Seen in that light, the opinion’s silences are elastic restraints. Stretch them with unsupported emissions, under-funded remedies, or open-ended licensing, and they snap back as concrete legal faults. Applying the ICJ’s own method of interpretation, it will not be enough, when courts, policy makers, COP negotiators and others interpret the Opinion – taken on its own or within the wider corpus – to focus on textual fit, i.e. what the ICJ explicitly says or does not say. Any reading must harmonize with the duties and principles that permeate and justify both treaty and customary law, with particular weight on the no-harm rule, precaution, and equity/CBDR-RC.
Closing Note
How the opinion is read in practice is, of course, another matter. Courts, arbitrators, and political actors may reject the gap-filling exercises suggested here. The near-future will show the distance between what the ICJ’s method should support and what future decision-makers will actually accept.

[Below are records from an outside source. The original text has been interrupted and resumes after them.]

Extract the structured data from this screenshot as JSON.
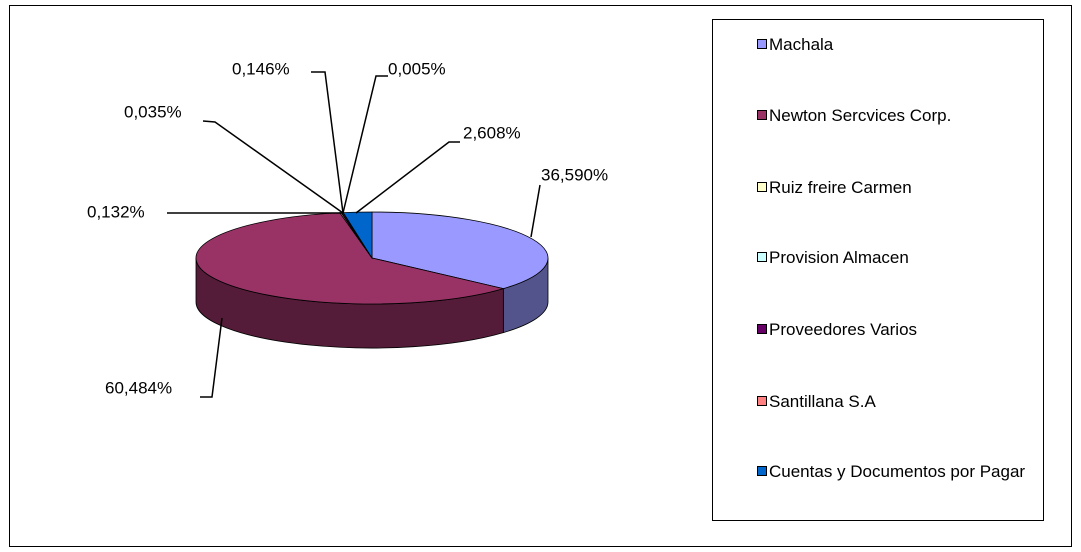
{
  "chart_data": {
    "type": "pie3d",
    "categories": [
      "Machala",
      "Newton Sercvices Corp.",
      "Ruiz freire Carmen",
      "Provision Almacen",
      "Proveedores Varios",
      "Santillana S.A",
      "Cuentas y Documentos por Pagar"
    ],
    "values": [
      36.59,
      60.484,
      0.132,
      0.035,
      0.146,
      0.005,
      2.608
    ],
    "value_labels": [
      "36,590%",
      "60,484%",
      "0,132%",
      "0,035%",
      "0,146%",
      "0,005%",
      "2,608%"
    ],
    "colors": [
      "#9999ff",
      "#993366",
      "#ffffcc",
      "#ccffff",
      "#660066",
      "#ff8080",
      "#0066cc"
    ],
    "legend": "right"
  }
}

At COP 30 (Conference of the Parties) in Belém, ministers will wrangle over how “sufficient” the new climate-finance goal must be, and whether “phase-down” of coal is a slogan or a legal trigger. In Brussels, the 2040 climate target faces the same test, while in Geneva, the WTO’s fossil-subsidy reform stalls over which tax breaks to cut. Read through a strict consent-only lens, and these are political choices. Read through the ICJ’s frame – science, equity, no-harm, precaution – they become legal ones: finance must be capable of delivering 1.5°C and repairing loss and damage, coal and subsidy policies must be plausibly 1.5°C-compatible, and the burden falls on governments to prove it.
The next round of climate politics could therefore become an exercise in forensic interpretation, not in treaty drafting.